July 19, 2009  11:22 PM ET

If you re-titled this blog series something like THE LATEST NEWS ON LANCE, your readership would increase by 83% just like the Tour de France rating on Versus this year vs. last year.

July 19, 2009  11:26 PM ET
QUOTE(#3):

Has that been done before?

Here's another question:

Why does the U.S. Postal Service sponsor cycling...or sponsor ANYTHING for that matter? Aren't they a federal government not-for-profit quasi-monopoly? Don't their sponsorship investments just lead directly to either an increase in taxes or an increase in the price of postage?

July 19, 2009  11:28 PM ET

Christ Almighty! This is the last time I put my money on the Euskaltel-Euskadi team to take it all. They have let me down 4 years in a row now!

July 19, 2009  11:29 PM ET
QUOTE(#7):

Christ Almighty! This is the last time I put my money on the Euskaltel-Euskadi team to take it all. They have let me down 4 years in a row now!

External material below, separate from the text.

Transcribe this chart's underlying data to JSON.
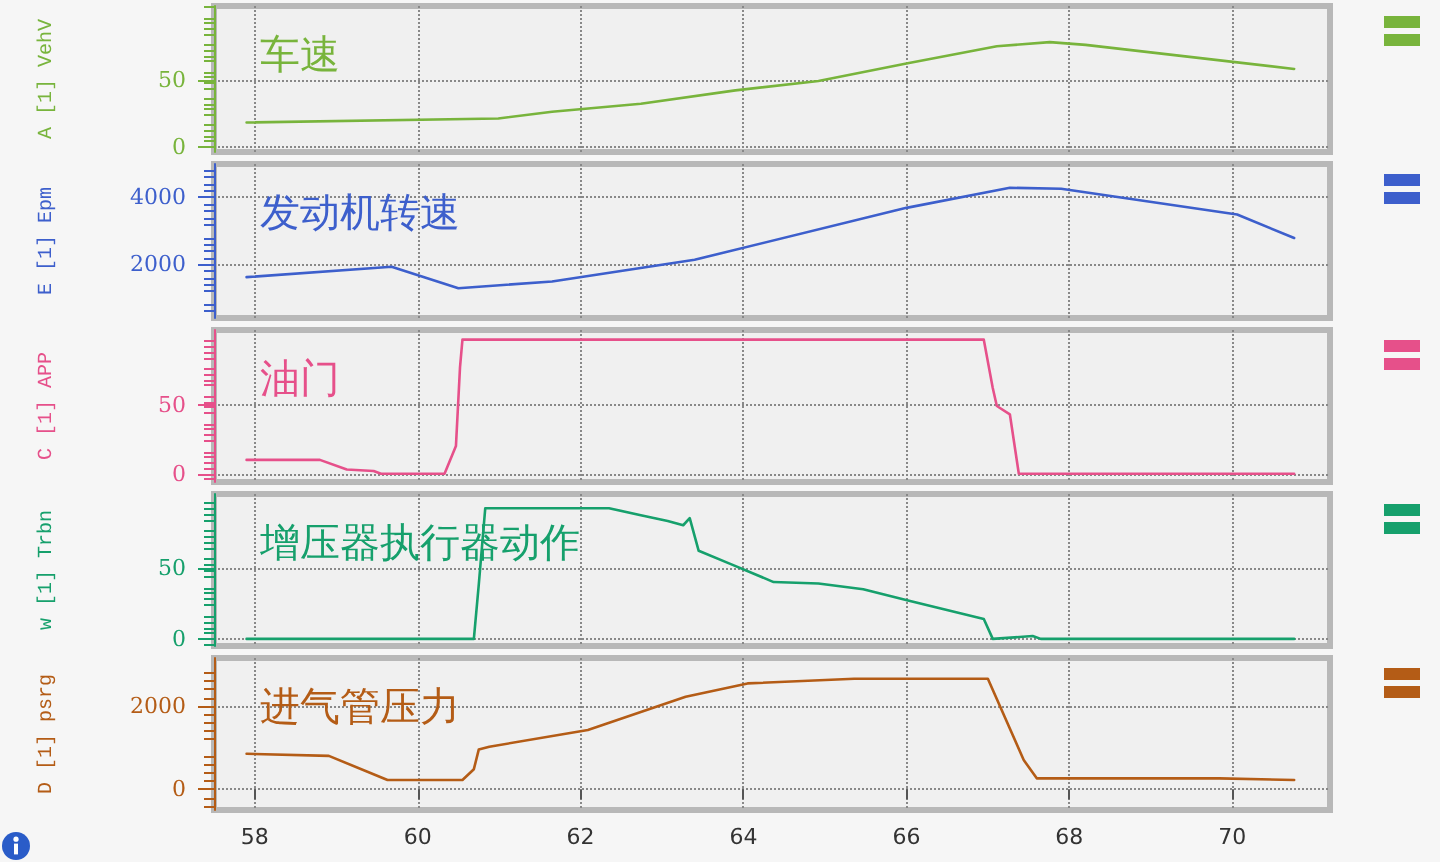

I know. I know. I said the EXACT same thing last year when I threatened to switch my support to Cofidis. But I mean it this time!

 
July 20, 2009  08:20 AM ET
QUOTE(#5):

If you re-titled this blog series something like THE LATEST NEWS ON LANCE, your readership would increase by 83% just like the Tour de France rating on Versus this year vs. last year.

You know, if you changed your name and wasn't such a dumb ass, people would listen to you.